A joint agreement between Bahrain and India gives us hope about the status of Indian workers and housemaids in the country. According to Gulf Daily News, the leading English daily in Bahrain:
A COMPREHENSIVE labour agreement that aims to protect the welfare of Indian workers and housemaids is to be signed between Bahrain and India next month. Overseas Indian Affairs Minister Vayalar Ravi will authorise the deal with Labour Minister Dr Majeed Al Alawi during a visit to Bahrain on December 4. They signed an initial Memorandum of Understanding (MoU) in Kumarakom, Kerala earlier this year.
"Once the final agreement is signed, Bahrain will become the fifth country in the Gulf to sign an MoU on labour and manpower co-operation with India," Mr Ravi told a Press conference at the Sheraton Hotel yesterday.
"It will have special clauses to protect housemaids who are not covered by labour laws in the Gulf, including Bahrain."
Mr Ravi said a meeting of Indian Ambassadors in the Gulf would be held in New Delhi on November 27 and 28.

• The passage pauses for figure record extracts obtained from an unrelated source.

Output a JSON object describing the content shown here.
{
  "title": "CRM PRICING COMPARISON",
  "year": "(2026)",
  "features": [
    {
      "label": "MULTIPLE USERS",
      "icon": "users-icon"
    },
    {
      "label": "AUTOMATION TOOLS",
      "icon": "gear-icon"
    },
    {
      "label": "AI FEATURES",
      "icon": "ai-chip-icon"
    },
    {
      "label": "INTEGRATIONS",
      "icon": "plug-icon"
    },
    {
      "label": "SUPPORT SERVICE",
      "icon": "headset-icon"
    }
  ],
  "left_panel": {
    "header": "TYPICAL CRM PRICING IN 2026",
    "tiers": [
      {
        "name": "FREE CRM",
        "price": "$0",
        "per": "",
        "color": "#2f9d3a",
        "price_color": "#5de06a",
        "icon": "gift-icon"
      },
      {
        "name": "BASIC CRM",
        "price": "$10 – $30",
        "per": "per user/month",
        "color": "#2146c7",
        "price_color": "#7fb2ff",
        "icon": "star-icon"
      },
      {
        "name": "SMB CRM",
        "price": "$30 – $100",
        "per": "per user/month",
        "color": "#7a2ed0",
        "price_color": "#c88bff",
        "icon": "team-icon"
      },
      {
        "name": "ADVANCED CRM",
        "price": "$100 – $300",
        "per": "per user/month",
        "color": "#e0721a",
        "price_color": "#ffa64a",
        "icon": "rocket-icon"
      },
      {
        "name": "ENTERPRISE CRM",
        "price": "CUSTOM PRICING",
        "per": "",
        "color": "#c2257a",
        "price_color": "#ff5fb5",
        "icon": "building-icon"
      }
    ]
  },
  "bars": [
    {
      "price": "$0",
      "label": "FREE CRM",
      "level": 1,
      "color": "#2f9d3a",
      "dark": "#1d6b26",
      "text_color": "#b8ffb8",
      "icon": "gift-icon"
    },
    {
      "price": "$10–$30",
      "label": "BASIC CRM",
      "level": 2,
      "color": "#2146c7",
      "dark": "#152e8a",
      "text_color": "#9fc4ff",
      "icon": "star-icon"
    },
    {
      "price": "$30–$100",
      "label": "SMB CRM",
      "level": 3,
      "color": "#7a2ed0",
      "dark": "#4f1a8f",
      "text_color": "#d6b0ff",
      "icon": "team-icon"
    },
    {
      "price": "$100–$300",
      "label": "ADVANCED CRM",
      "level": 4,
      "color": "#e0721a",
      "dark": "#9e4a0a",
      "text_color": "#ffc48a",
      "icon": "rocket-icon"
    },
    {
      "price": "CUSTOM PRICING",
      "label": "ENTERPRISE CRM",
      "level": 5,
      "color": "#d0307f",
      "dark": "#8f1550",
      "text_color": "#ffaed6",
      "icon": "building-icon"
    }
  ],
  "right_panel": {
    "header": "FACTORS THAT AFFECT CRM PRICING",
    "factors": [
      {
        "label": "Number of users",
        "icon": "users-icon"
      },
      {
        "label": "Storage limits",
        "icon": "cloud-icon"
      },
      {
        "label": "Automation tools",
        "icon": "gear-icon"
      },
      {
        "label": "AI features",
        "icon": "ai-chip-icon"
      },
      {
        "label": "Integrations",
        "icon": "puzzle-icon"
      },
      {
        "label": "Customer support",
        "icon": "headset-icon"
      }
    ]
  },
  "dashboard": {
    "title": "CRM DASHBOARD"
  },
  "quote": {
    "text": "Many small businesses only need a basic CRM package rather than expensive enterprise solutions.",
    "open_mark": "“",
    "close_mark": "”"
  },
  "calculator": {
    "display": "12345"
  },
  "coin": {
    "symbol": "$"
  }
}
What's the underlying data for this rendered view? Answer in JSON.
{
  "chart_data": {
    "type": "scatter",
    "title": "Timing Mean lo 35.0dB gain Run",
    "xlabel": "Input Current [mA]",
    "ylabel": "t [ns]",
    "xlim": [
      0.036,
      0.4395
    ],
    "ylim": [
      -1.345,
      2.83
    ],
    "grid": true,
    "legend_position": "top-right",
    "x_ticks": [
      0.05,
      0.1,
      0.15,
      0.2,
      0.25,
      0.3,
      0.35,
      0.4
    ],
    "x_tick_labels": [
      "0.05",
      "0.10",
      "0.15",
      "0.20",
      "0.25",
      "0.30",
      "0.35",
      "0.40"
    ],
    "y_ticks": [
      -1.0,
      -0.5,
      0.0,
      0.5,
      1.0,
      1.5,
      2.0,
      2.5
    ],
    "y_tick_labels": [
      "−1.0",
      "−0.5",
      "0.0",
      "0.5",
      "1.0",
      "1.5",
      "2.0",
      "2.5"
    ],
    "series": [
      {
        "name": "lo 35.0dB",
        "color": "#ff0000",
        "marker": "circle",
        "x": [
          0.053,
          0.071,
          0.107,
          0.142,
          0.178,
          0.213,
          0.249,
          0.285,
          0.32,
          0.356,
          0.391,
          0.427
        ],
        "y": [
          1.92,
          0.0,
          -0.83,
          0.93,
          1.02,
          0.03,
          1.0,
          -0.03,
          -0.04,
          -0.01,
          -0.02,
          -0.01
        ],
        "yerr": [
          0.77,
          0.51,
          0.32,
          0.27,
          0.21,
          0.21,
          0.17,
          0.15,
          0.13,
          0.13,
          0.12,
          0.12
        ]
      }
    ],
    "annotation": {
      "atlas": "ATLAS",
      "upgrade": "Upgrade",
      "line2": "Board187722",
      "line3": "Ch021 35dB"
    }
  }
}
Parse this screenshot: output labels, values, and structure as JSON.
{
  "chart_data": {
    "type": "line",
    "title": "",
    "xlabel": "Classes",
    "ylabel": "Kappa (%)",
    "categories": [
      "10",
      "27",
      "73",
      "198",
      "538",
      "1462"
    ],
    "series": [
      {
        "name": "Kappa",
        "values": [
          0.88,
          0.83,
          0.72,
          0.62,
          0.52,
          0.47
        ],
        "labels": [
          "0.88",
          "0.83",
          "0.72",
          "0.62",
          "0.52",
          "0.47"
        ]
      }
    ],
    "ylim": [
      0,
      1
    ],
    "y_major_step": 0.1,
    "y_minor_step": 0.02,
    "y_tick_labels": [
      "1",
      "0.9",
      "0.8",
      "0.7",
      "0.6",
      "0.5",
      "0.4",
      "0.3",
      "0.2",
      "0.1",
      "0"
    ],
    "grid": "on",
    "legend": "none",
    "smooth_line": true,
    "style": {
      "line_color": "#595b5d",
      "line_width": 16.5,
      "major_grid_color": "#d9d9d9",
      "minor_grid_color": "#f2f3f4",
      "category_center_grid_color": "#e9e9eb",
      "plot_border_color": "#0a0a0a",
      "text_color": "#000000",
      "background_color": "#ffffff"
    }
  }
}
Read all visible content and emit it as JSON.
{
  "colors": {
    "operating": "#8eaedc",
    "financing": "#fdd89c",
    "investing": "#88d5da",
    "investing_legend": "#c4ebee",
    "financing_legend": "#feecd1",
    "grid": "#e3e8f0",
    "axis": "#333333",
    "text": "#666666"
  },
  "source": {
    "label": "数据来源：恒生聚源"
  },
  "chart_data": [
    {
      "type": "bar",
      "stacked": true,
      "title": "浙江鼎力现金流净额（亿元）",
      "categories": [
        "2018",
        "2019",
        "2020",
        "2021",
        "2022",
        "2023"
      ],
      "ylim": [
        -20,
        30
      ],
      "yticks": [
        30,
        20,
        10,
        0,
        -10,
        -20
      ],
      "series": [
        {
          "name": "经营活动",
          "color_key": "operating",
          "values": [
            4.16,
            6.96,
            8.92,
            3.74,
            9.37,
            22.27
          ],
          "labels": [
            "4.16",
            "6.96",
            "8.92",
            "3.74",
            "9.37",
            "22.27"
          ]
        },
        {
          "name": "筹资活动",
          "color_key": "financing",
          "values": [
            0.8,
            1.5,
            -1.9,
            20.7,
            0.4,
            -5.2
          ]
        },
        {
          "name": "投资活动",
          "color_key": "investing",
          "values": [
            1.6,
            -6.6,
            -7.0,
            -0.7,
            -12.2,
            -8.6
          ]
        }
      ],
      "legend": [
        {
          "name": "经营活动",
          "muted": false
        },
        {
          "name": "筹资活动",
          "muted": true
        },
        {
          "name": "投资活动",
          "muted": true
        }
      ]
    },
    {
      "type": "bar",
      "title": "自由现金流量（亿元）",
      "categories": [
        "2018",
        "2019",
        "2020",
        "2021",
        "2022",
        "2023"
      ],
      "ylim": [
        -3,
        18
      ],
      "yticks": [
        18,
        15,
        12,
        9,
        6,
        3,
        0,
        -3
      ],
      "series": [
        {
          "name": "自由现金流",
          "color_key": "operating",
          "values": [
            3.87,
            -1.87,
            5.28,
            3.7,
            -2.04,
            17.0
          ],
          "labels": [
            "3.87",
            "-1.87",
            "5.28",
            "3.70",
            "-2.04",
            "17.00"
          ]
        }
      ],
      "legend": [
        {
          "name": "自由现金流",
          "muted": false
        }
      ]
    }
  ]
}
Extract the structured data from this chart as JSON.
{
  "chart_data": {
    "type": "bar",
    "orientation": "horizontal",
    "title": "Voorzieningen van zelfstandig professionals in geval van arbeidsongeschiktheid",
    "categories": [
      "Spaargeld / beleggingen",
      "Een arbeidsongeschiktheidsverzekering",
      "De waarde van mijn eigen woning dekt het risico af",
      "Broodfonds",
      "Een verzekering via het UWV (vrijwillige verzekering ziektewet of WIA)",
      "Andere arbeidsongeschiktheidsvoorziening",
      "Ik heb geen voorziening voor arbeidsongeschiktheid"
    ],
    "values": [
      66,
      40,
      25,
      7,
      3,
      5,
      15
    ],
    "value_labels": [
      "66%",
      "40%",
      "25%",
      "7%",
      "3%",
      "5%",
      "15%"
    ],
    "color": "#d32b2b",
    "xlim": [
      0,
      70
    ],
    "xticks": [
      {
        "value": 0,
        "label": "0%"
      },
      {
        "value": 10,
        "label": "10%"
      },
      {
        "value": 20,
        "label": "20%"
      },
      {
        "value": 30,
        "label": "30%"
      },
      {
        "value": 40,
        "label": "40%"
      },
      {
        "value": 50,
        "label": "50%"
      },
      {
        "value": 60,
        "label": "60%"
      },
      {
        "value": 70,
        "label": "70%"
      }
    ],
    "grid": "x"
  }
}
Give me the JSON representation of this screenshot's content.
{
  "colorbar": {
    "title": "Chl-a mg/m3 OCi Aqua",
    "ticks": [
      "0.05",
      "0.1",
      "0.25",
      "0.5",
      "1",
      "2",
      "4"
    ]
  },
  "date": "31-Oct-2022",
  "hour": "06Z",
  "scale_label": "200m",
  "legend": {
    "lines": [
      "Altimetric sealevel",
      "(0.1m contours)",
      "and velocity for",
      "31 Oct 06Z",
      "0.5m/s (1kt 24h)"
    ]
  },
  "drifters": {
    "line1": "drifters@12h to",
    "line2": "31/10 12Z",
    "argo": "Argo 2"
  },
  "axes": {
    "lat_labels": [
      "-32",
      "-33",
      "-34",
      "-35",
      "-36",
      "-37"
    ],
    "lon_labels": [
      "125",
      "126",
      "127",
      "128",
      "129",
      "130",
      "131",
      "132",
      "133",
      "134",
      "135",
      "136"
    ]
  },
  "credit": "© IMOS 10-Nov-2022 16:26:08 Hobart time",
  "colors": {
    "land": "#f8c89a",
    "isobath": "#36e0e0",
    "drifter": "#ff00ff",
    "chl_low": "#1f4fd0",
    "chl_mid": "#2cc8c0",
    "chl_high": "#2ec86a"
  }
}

"Ambassadors of a few other labour receiving countries will also attend the meeting, which will discuss various issues facing expatriate Indian workers."
Mr Ravi said India had already signed similar MoUs with the UAE, Oman, Qatar and Kuwait. "It has gone a long way in protecting the interest of our workers.
"The UAE government has issued strict guidelines to employers on improving the living and working conditions of Indian workers. More than 150 inspectors have been appointed to ensure that the guidelines are implemented."
Mr Ravi said his ministry has introduced a minimum wage of $250 to $300 (BD94.500-BD113.400) for Indian housemaids working in the Gulf. "I am happy that it has been implemented successfully in Bahrain," he said.
"Employers are also advised to provide mobile phones to housemaids to ensure that every Indian domestic worker is connected to the embassy."
Indian Ambassador Balkrishna Shetty said the MoU would help ensure the smooth flow of workers as per the requirements of the kingdom. "It will cover a clause to ensure that the right person is recruited for the right job with proper salary," he told the GDN.
"Workers should add value to the labour market and the economy here. It helps enhance productivity in all sectors."
Another highlight will be provision for joint recruitment and training of workers by both countries, said Mr Shetty.
"The MoU will go a long way in reducing the number of cases of exploitation of workers by unscrupulous agents."
Mr Ravi urged the investors from the Gulf to look at India as an investment destination.
"Power generation, petroleum and fertiliser are areas where they can invest and make profits," he said.
"The global economic crisis has not affected India the way other countries have been because of the well regulated banking system and the massive consumer market dominated by more than 350 million people from the middle class."
We sincerely hope that the situation of migrant workers in the Gulf will improve and that their rights would be legally protected, but many of us would just like to see these countries live up to their promises instead of simply making them. There is still a long way to go to secure migrant human rights and significantly improve their living conditions within the Gulf.